MHP lideri Bahçeli: "Teröristbaşı Abdullah Öcalan, aynı zamanda örgütün kurucu önderidir"

A
A
A
MHP lideri Bahçeli: "Teröristbaşı Abdullah Öcalan, aynı zamanda örgütün kurucu önderidir"

 Milliyetçi Hareket Partisi(MHP) Genel Başkanı Devlet Bahçeli, "Teröristbaşı Abdullah Öcalan, aynı zamanda örgütün kurucu önderidir. Kim ne derse desin aleni ve aşikâr gerçek budur" dedi.

MHP Genel Başkanı Devlet Bahçeli, DEM Parti heyetinin TBMM’de partisine yapacağı 2. ziyaret öncesinde yazılı açıklama yaptı. Suriye’deki son gelişmeler ve yeni süreç hakkında değerlendirmelerde bulunan Bahçeli, "Ortak aklın etkin ve etkili işletilmesine eşanlı şekilde milli değer ve emanetlere dürüstçe bağlılık elbette geniş çaplı uzlaşmanın ve buruk gönüllere ulaşmanın altın formülüdür. Sıkılmış yumrukların açılması, gerilmiş yüz hatlarının yumuşaması, sırt dönmek yerine sırt sırta verilmesi, bunun yanı sıra iyimser, iyiliksever ve iyi niyetli ilişki ve irtibat ağlarının tesis edilmesi kilitli kapıları açabilecek en makul anahtardır. Sabır, sağgörü ve sağduyu mihverinde atılacak güven veren adımların boşa çıkması asla düşünülemeyecektir. Daha fazla kaynaşarak, daha çok konuşarak, daha yürekten kucaklaşarak milli ve manevi temelde müessir, müteselsil ve müşterek bir geleceğin inşası mümkün, hatta muhakkaktır. Önyargıların markaj ve mahkumiyetinden mutlaka kurtulmak lazımdır. Üzerimize serpilen ölü toprağını kaldırıp atmanın yanında ilkel dürtülerin, illegal düzeneklerin, sanal ve sipariş provokasyonların zehirli sarmalından inanç ve irade birliğiyle sıyrılmak hem zorunlu bir ihtiyaç hem de tarihi, coğrafi ve kültürel bir mecburiyettir" dedi.

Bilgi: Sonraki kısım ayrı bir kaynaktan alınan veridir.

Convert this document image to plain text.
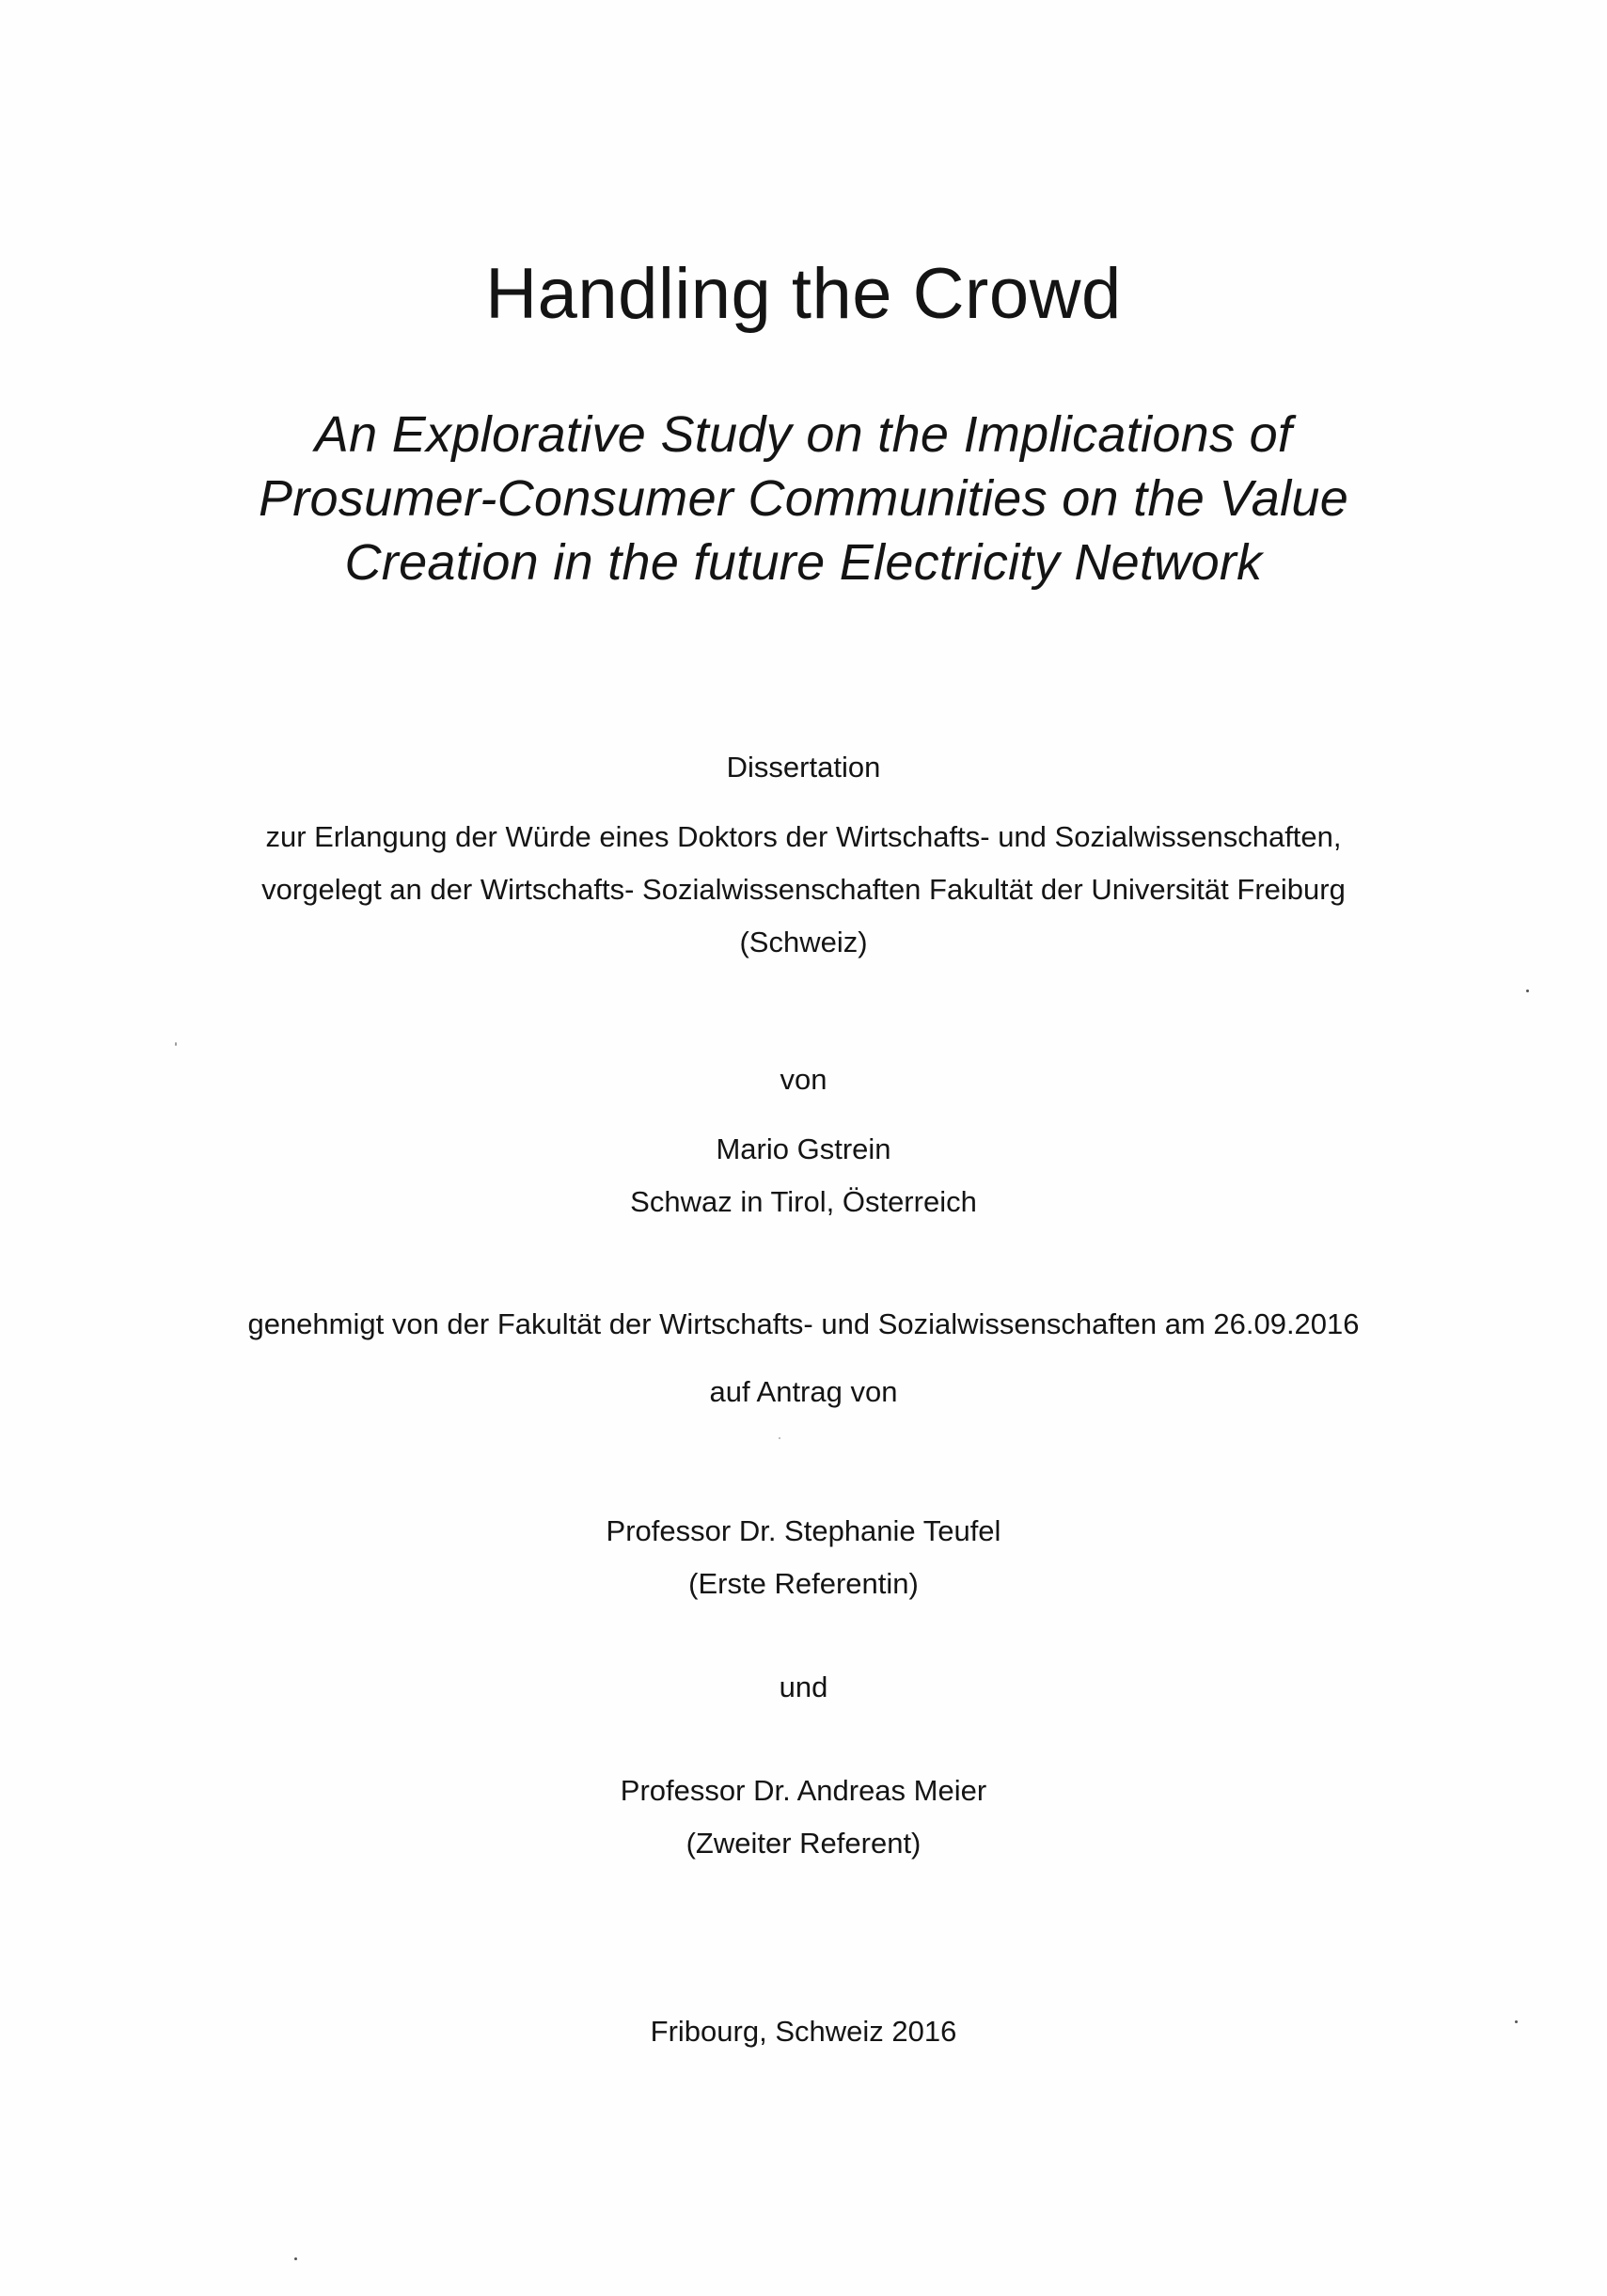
Handling the Crowd

An Explorative Study on the Implications of

Prosumer-Consumer Communities on the Value

Creation in the future Electricity Network

Dissertation

zur Erlangung der Würde eines Doktors der Wirtschafts- und Sozialwissenschaften,

vorgelegt an der Wirtschafts- Sozialwissenschaften Fakultät der Universität Freiburg

(Schweiz)

von

Mario Gstrein

Schwaz in Tirol, Österreich

genehmigt von der Fakultät der Wirtschafts- und Sozialwissenschaften am 26.09.2016

auf Antrag von

Professor Dr. Stephanie Teufel

(Erste Referentin)

und

Professor Dr. Andreas Meier

(Zweiter Referent)

Fribourg, Schweiz 2016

Ahlaklı, sorumlu, etik ve milli hassasiyetlere tam sadakat duyan bir siyaset pratiğinin kronik sorunlar karşısında acze düşmesi, çaresizliğin fanusuna kısılıp kalmasının mümkün olmadığını belirten Bahçeli, "Türk milletinin siyasetten ve siyasi partilerden yegane beklentisi haklı ve meşru taleplerine kulak verilmesi, hayatın ve hadiselerin doğal akışından kaynaklanan zincirleme sorunların aşama aşana dengeli ve demokratik müdahalelerle çözüme kavuşturulmasıdır. Türk ve Türkiye Yüzyılı aynı zamanda huzur ve refahın yüzyılı olacaktır. Fırtınalı bölgesel ve küresel sisteme karşı esnek, enerjik, erdemli, muhkem, müteyakkız ve stratejik direnç göstermek kadar iç cepheyi sağlam, sağlıklı ve zinde tutmak da beka düzeyinde önceliğimiz olmalıdır. Bu konuda herkes peşin hükümlere aldırmadan titizlik göstermelidir" ifadelerine yer verdi.

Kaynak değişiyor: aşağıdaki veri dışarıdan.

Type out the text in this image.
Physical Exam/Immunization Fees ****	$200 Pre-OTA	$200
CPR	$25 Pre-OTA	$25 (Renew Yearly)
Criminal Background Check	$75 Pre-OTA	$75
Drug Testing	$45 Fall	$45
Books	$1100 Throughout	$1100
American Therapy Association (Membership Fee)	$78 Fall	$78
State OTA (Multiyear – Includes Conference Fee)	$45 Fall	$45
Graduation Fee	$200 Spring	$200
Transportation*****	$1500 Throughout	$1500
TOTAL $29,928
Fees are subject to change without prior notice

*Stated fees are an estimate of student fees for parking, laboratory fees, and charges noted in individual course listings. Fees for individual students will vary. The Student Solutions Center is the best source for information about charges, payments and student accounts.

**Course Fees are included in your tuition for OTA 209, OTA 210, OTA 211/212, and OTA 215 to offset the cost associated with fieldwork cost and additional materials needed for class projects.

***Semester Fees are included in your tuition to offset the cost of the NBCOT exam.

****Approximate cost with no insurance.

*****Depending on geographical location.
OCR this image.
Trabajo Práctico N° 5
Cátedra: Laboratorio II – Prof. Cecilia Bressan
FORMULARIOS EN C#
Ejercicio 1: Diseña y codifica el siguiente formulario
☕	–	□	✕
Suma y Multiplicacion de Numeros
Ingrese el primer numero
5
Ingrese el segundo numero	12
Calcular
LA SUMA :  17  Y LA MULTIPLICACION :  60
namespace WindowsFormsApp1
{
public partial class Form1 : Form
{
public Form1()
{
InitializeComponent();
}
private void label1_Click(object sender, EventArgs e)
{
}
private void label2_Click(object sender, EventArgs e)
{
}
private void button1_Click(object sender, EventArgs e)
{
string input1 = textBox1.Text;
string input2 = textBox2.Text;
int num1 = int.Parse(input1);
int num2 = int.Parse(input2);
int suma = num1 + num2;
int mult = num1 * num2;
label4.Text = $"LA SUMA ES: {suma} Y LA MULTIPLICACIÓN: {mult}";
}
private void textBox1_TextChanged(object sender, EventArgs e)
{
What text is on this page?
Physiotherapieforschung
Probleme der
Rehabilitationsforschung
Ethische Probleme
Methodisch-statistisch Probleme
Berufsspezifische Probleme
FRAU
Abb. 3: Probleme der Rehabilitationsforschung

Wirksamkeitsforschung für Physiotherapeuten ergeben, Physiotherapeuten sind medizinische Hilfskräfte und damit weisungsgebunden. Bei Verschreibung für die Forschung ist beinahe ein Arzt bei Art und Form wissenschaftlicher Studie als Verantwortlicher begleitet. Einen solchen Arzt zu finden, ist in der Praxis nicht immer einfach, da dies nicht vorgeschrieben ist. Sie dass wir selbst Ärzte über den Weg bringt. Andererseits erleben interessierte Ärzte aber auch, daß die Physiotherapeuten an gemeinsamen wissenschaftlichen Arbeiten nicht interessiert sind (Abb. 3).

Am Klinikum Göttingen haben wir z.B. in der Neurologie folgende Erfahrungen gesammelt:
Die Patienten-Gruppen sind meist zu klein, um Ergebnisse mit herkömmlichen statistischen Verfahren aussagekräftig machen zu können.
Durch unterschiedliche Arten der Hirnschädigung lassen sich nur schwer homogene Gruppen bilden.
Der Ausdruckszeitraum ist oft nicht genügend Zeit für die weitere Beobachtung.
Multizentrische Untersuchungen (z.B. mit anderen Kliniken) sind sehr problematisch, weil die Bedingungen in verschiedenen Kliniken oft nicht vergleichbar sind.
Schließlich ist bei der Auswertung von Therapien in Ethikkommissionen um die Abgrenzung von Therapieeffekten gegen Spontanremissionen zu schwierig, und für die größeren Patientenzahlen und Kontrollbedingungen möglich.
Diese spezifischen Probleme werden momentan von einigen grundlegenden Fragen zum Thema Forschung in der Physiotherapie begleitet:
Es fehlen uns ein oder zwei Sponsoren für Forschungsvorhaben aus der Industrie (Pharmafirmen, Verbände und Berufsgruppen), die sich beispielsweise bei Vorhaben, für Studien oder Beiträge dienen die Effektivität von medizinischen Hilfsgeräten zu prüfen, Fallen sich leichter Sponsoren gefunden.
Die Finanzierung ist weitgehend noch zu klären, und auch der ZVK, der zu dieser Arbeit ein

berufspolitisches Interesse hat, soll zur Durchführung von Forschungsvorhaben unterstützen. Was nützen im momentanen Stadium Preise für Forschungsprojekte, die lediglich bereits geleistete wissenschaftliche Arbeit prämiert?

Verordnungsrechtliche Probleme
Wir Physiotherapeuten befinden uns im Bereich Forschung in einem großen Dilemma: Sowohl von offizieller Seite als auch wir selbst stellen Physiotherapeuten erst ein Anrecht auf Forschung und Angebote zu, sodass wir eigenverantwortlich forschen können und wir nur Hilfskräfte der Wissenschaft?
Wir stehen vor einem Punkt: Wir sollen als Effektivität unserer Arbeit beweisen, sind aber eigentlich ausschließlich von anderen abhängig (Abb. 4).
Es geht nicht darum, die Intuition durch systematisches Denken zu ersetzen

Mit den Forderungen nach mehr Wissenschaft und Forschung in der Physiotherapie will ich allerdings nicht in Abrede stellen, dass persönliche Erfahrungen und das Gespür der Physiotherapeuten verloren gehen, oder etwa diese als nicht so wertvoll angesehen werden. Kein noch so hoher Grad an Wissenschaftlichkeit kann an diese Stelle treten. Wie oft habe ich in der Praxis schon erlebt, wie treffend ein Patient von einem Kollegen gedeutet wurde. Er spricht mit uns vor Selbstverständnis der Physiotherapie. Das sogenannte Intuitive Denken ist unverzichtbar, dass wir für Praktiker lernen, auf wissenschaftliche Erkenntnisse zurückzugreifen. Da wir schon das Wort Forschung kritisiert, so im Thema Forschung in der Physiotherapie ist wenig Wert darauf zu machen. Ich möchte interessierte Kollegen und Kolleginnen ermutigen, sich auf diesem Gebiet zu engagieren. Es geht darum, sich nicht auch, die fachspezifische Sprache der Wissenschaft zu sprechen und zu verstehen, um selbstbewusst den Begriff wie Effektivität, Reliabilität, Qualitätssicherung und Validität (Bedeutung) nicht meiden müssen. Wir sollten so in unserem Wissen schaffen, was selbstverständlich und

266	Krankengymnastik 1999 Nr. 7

Terörle varılacak hiçbir yerin erişilecek hiçbir menzilin olmadığını kaydeden Bahçeli, açıklamasını şöyle sürdürdü:

"Terörü kalıcı olarak hayatımızdan çıkarmanın zamanı gelip çatmıştır. Kaldı ki geride kalan 41 yıllık zamanda bölücü terör örgütü sadece yakmış, yıkmış, katletmiş, kirletmiş, isyan ve şiddet eylemlerinde sürekli çıta yükseltmiştir. 27 Şubat 2025 tarihinde, terör örgütünün kurucu önderi tarafından yapılan ‘Barış ve Demokratik Toplum Çağrısı’ kapsamında PKK’nın silah bırakmasıyla birlikte örgütsel varlığının feshedilmesi istenmiştir. Bu çağrı esas itibariyle talimatla bezenmiş ve belgelenmiş bir çağrıdır. Suriye Arap Cumhuriyeti Cumhurbaşkanı ile PYD/YPG elebaşının 10 Mart tarihinde Şam’da imzaladıkları 8 maddelik anlaşma metiniyle mühim bir eşik aşılmış, komşu ülke Suriye’nin siyasi ve toprak bütünlüğü tescillenmiştir. Ülkemiz aleyhine beşinci kol faaliyeti yapan ücretsiz ajan provokatörlerin saptırmaları ve suyu bulandırma çabaları devamlı ilerleyiş halinde olsa da, malum ve vaki gerçek YPG/PYD/(SDG)’nin kendini feshederek silah bırakmış olmasıdır. Suriye’nin kuzeydoğusundaki sivil ve askeri kurumların, sınır kapılarının, havaalanlarının, petrol ve doğal gaz sahalarının Suriye Arap Cumhuriyeti’ne entegre edilecek olması, Kürt toplumunun Suriye devletinin ayrılmaz bir parçası olarak tanınması ve geçici anayasanın kabul edilmesi inkarı ve ihmali olmayacak ciddi gelişmelerden bazılarıdır. PKK’nın ise derhal ve hiçbir şart ileri sürmeksizin 27 Şubat çağrısı doğrultusunda kongresini toplayarak feshini kararlaştırması, kanlı silahların teslimini bir an evvel yapması ertelenemez ve geciktirilemez bir gündem konusudur."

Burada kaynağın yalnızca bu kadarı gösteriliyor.